Some teenaged boys cannot take it any more—the pressure, the boredom, the uncertainty, the injustice. They are gathering to complain loudly to the soldiers at the intersection. The soldiers grow edgy and begin to position themselves for some action. One of the boys flings a rock, and the explosion hanging all day in the air as a possibility is realized: gunshots ring out, tear gas cannisters fly, shouts and screams rip through the quiet rage and despair engulfing all of you.
In less than five minutes, one boy lies dead, three more are wounded. No one can get them to the hospital. Will they survive their wounds? And if they do, what sort of future awaits them in this cage? Maybe it is best to die, after all.
The radio brings a report from a powerful leader of a foreign country blaming you and your children for this state of affairs, calling on you and your children to cease and desist from your violence. You have no help, no money, no basic amenities, no weapons, and little hope. You do have a sense of outrage and astonishment that the entire world cannot appreciate how unfair this situation is, how outgunned and overwhelmed you and your family are.
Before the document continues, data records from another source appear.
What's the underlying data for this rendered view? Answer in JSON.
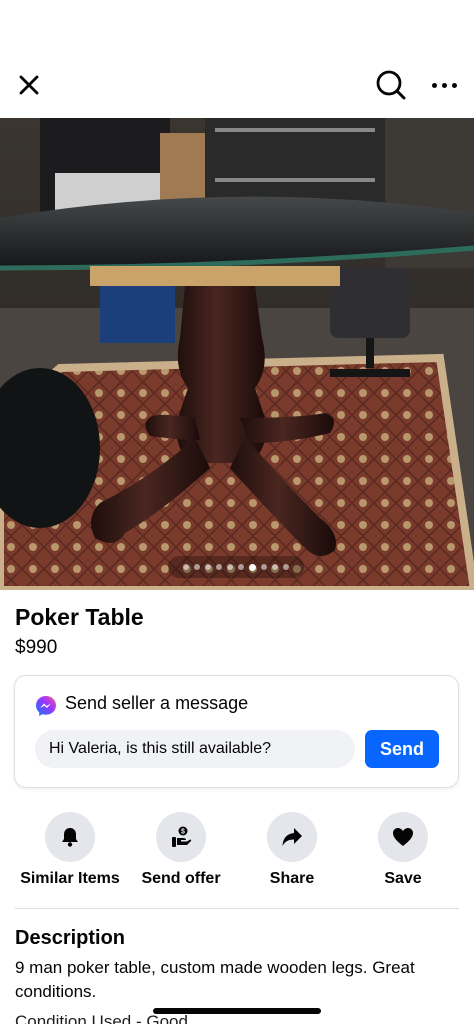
{
  "header": {
    "close_icon": "close-icon",
    "search_icon": "search-icon",
    "more_icon": "more-horizontal-icon"
  },
  "gallery": {
    "image_count": 10,
    "active_index": 6,
    "image_subject": "dark wooden pedestal poker table on a patterned rug"
  },
  "listing": {
    "title": "Poker Table",
    "price": "$990"
  },
  "message": {
    "heading": "Send seller a message",
    "input_value": "Hi Valeria, is this still available?",
    "send_label": "Send",
    "accent_color": "#0866ff"
  },
  "actions": [
    {
      "label": "Similar Items",
      "icon": "bell-icon"
    },
    {
      "label": "Send offer",
      "icon": "offer-icon"
    },
    {
      "label": "Share",
      "icon": "share-icon"
    },
    {
      "label": "Save",
      "icon": "heart-icon"
    }
  ],
  "description": {
    "heading": "Description",
    "text": "9 man poker table, custom made wooden legs. Great conditions.",
    "cutoff_text": "Condition                    Used - Good"
  }
}
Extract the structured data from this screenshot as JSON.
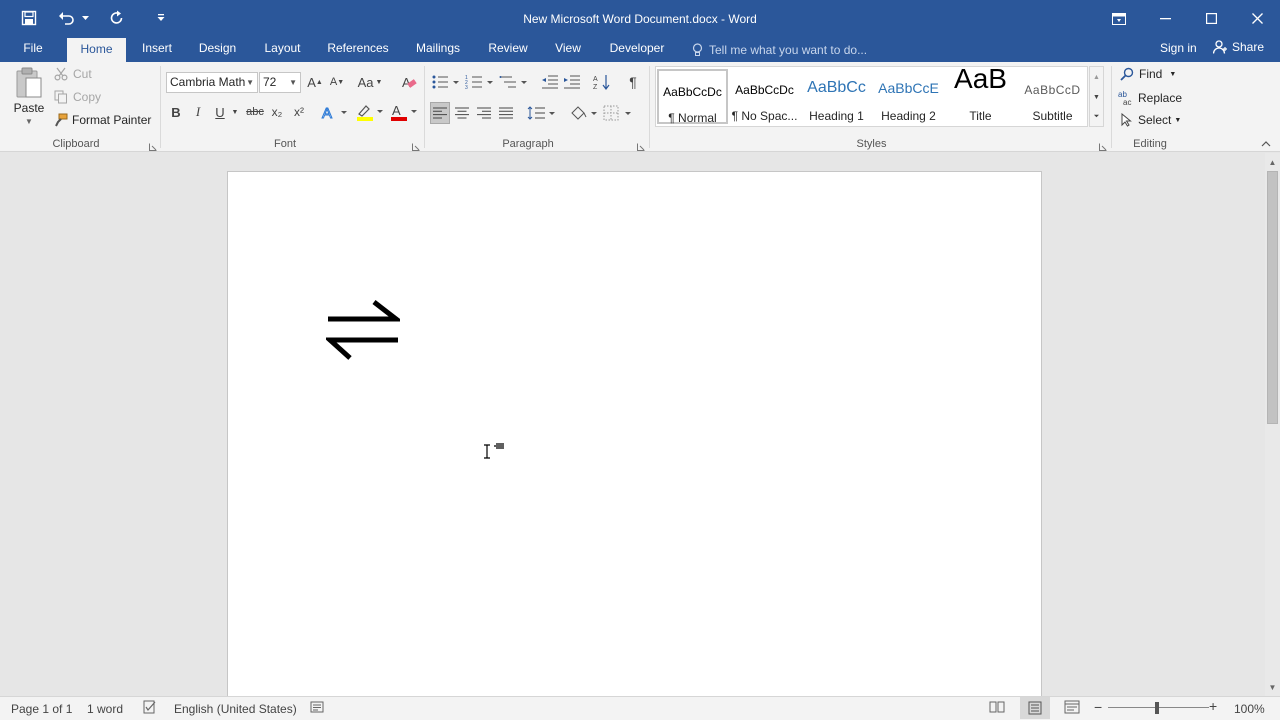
{
  "window": {
    "title": "New Microsoft Word Document.docx - Word"
  },
  "qat": {
    "icons": [
      "save-icon",
      "undo-icon",
      "dropdown-icon",
      "repeat-icon",
      "customize-icon"
    ]
  },
  "tabs": [
    "File",
    "Home",
    "Insert",
    "Design",
    "Layout",
    "References",
    "Mailings",
    "Review",
    "View",
    "Developer"
  ],
  "active_tab": "Home",
  "tell_me": "Tell me what you want to do...",
  "account": {
    "signin": "Sign in",
    "share": "Share"
  },
  "clipboard": {
    "paste": "Paste",
    "cut": "Cut",
    "copy": "Copy",
    "format_painter": "Format Painter",
    "label": "Clipboard"
  },
  "font": {
    "name": "Cambria Math",
    "size": "72",
    "label": "Font",
    "buttons": [
      "B",
      "I",
      "U",
      "abc",
      "x₂",
      "x²"
    ],
    "highlight_color": "#ffff00",
    "font_color": "#e00000"
  },
  "paragraph": {
    "label": "Paragraph"
  },
  "styles": {
    "label": "Styles",
    "items": [
      {
        "sample": "AaBbCcDc",
        "name": "¶ Normal"
      },
      {
        "sample": "AaBbCcDc",
        "name": "¶ No Spac..."
      },
      {
        "sample": "AaBbCc",
        "name": "Heading 1"
      },
      {
        "sample": "AaBbCcE",
        "name": "Heading 2"
      },
      {
        "sample": "AaB",
        "name": "Title"
      },
      {
        "sample": "AaBbCcD",
        "name": "Subtitle"
      }
    ]
  },
  "editing": {
    "find": "Find",
    "replace": "Replace",
    "select": "Select",
    "label": "Editing"
  },
  "document": {
    "content_symbol": "⇌"
  },
  "status": {
    "page": "Page 1 of 1",
    "words": "1 word",
    "language": "English (United States)",
    "zoom": "100%"
  },
  "colors": {
    "accent": "#2b579a",
    "ribbon": "#f3f3f3",
    "canvas": "#e6e6e6"
  }
}
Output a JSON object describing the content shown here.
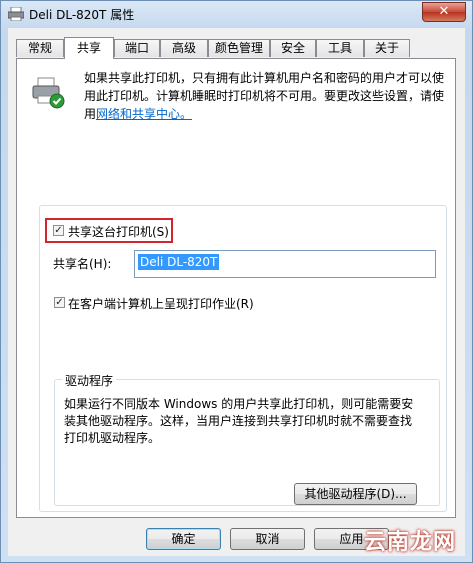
{
  "window": {
    "title": "Deli DL-820T 属性",
    "close_glyph": "✕"
  },
  "tabs": [
    {
      "label": "常规"
    },
    {
      "label": "共享"
    },
    {
      "label": "端口"
    },
    {
      "label": "高级"
    },
    {
      "label": "颜色管理"
    },
    {
      "label": "安全"
    },
    {
      "label": "工具"
    },
    {
      "label": "关于"
    }
  ],
  "active_tab": "共享",
  "info": {
    "text_line1": "如果共享此打印机，只有拥有此计算机用户名和密码的用户才可以使",
    "text_line2": "用此打印机。计算机睡眠时打印机将不可用。要更改这些设置，请使",
    "text_prefix": "用",
    "link": "网络和共享中心。"
  },
  "share_checkbox": {
    "label": "共享这台打印机(S)",
    "checked": true
  },
  "share_name": {
    "label": "共享名(H):",
    "value": "Deli DL-820T"
  },
  "render_checkbox": {
    "label": "在客户端计算机上呈现打印作业(R)",
    "checked": true
  },
  "drivers": {
    "title": "驱动程序",
    "line1": "如果运行不同版本 Windows 的用户共享此打印机，则可能需要安",
    "line2": "装其他驱动程序。这样，当用户连接到共享打印机时就不需要查找",
    "line3": "打印机驱动程序。",
    "button": "其他驱动程序(D)..."
  },
  "buttons": {
    "ok": "确定",
    "cancel": "取消",
    "apply": "应用"
  },
  "watermark": "云南龙网",
  "colors": {
    "highlight": "#d0272f",
    "link": "#0066cc",
    "selection": "#3399ff"
  }
}
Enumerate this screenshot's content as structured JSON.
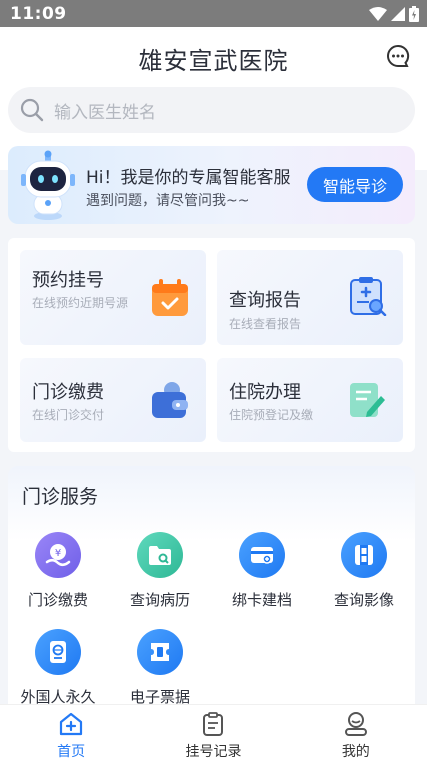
{
  "status_bar": {
    "time": "11:09"
  },
  "header": {
    "title": "雄安宣武医院"
  },
  "search": {
    "placeholder": "输入医生姓名"
  },
  "banner": {
    "title": "Hi！我是你的专属智能客服",
    "subtitle": "遇到问题，请尽管问我~~",
    "button": "智能导诊"
  },
  "quick": [
    {
      "title": "预约挂号",
      "subtitle": "在线预约近期号源",
      "icon": "calendar-icon"
    },
    {
      "title": "查询报告",
      "subtitle": "在线查看报告",
      "icon": "report-icon"
    },
    {
      "title": "门诊缴费",
      "subtitle": "在线门诊交付",
      "icon": "wallet-icon"
    },
    {
      "title": "住院办理",
      "subtitle": "住院预登记及缴",
      "icon": "edit-icon"
    }
  ],
  "services": {
    "title": "门诊服务",
    "items": [
      {
        "label": "门诊缴费",
        "icon": "payment-icon",
        "color": "#7b6ff0"
      },
      {
        "label": "查询病历",
        "icon": "folder-icon",
        "color": "#3cc5a8"
      },
      {
        "label": "绑卡建档",
        "icon": "card-icon",
        "color": "#2f8cf5"
      },
      {
        "label": "查询影像",
        "icon": "film-icon",
        "color": "#2f8cf5"
      },
      {
        "label": "外国人永久",
        "icon": "passport-icon",
        "color": "#2f8cf5"
      },
      {
        "label": "电子票据",
        "icon": "ticket-icon",
        "color": "#2f8cf5"
      }
    ]
  },
  "tabbar": [
    {
      "label": "首页",
      "icon": "home-icon",
      "active": true
    },
    {
      "label": "挂号记录",
      "icon": "clipboard-icon",
      "active": false
    },
    {
      "label": "我的",
      "icon": "profile-icon",
      "active": false
    }
  ],
  "colors": {
    "accent": "#2379f5"
  }
}
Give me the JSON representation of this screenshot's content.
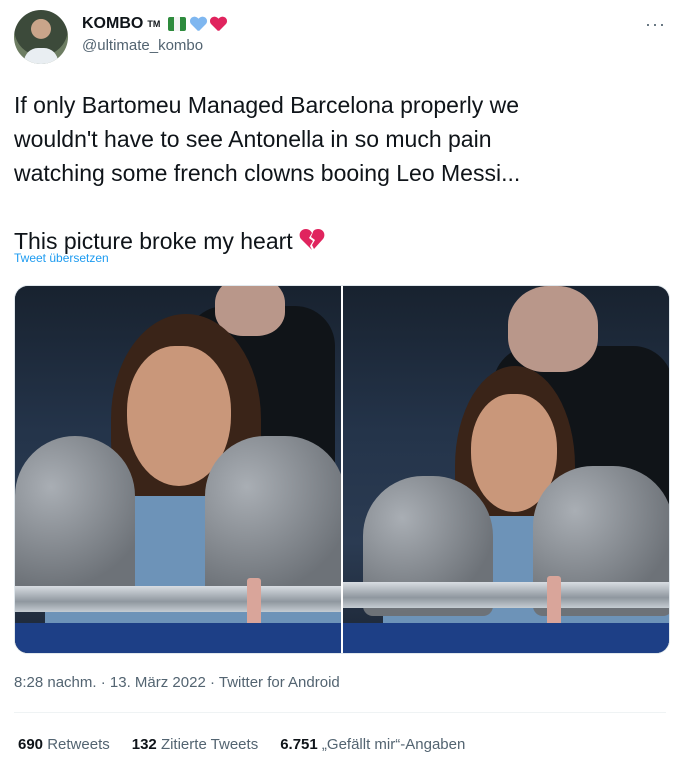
{
  "user": {
    "display_name": "KOMBO",
    "tm": "TM",
    "handle": "@ultimate_kombo",
    "badges": [
      "nigeria-flag-icon",
      "blue-heart-icon",
      "red-heart-icon"
    ]
  },
  "more_icon": "ellipsis-icon",
  "tweet": {
    "line1": "If only Bartomeu Managed Barcelona properly we",
    "line2": "wouldn't have to see Antonella in so much pain",
    "line3": "watching some french clowns booing Leo Messi...",
    "line4": "This picture broke my heart",
    "translate_link": "Tweet übersetzen"
  },
  "meta": {
    "time": "8:28 nachm.",
    "date": "13. März 2022",
    "source": "Twitter for Android"
  },
  "stats": {
    "retweets_count": "690",
    "retweets_label": "Retweets",
    "quotes_count": "132",
    "quotes_label": "Zitierte Tweets",
    "likes_count": "6.751",
    "likes_label": "„Gefällt mir“-Angaben"
  },
  "colors": {
    "link": "#1d9bf0",
    "secondary_text": "#536471",
    "primary_text": "#0f1419",
    "broken_heart": "#e0245e"
  }
}
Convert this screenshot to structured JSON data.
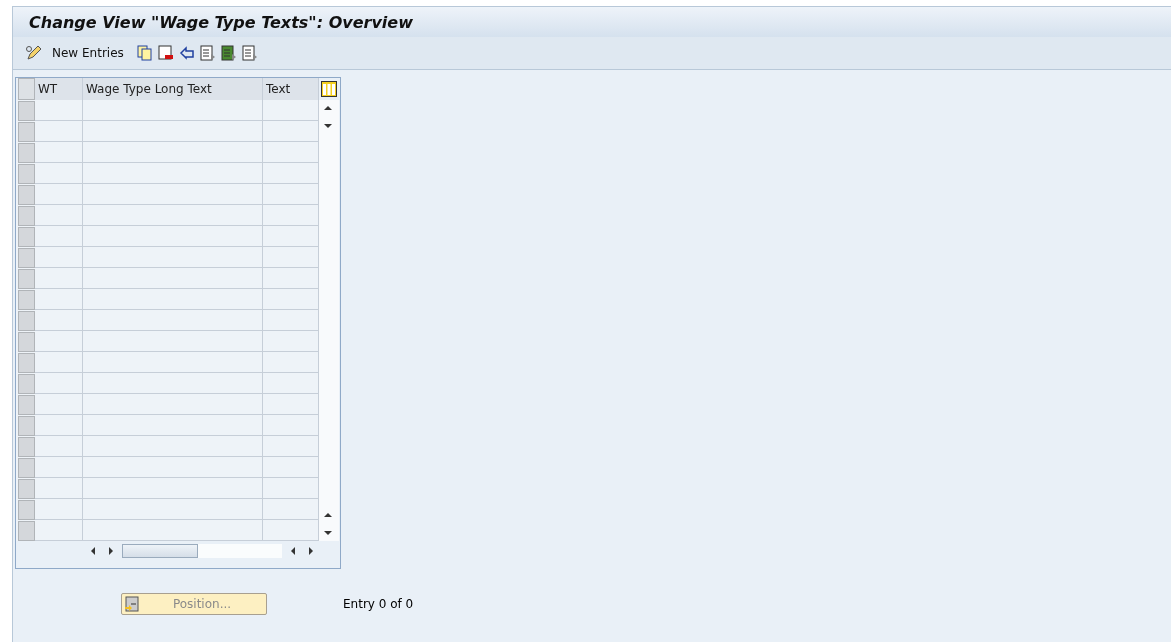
{
  "window": {
    "title": "Change View \"Wage Type Texts\": Overview"
  },
  "toolbar": {
    "new_entries": "New Entries"
  },
  "table": {
    "columns": [
      "WT",
      "Wage Type Long Text",
      "Text"
    ]
  },
  "position_button": "Position...",
  "entry_count": "Entry 0 of 0"
}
That outrage, burning in your empty stomach, is all that sustains you through yet another endless day….
If this were your daily, inescapble reality, in the suburbs and cities of the USA, would you accept it? Would you expect the world to accept it? Probably not. So why should anyone in the comfort of a US city or suburb expect Palestinians under occupation to acquiesce to their oppression, strangulation, disenfranchisement, and dehumanization? The next time some talking head in the US media tells you that Palestinian violence must end, imagine yourself in their worn and tattered shoes, and don’t forget: Your tax dollars are enabling this situation to continue, these lives to be destroyed.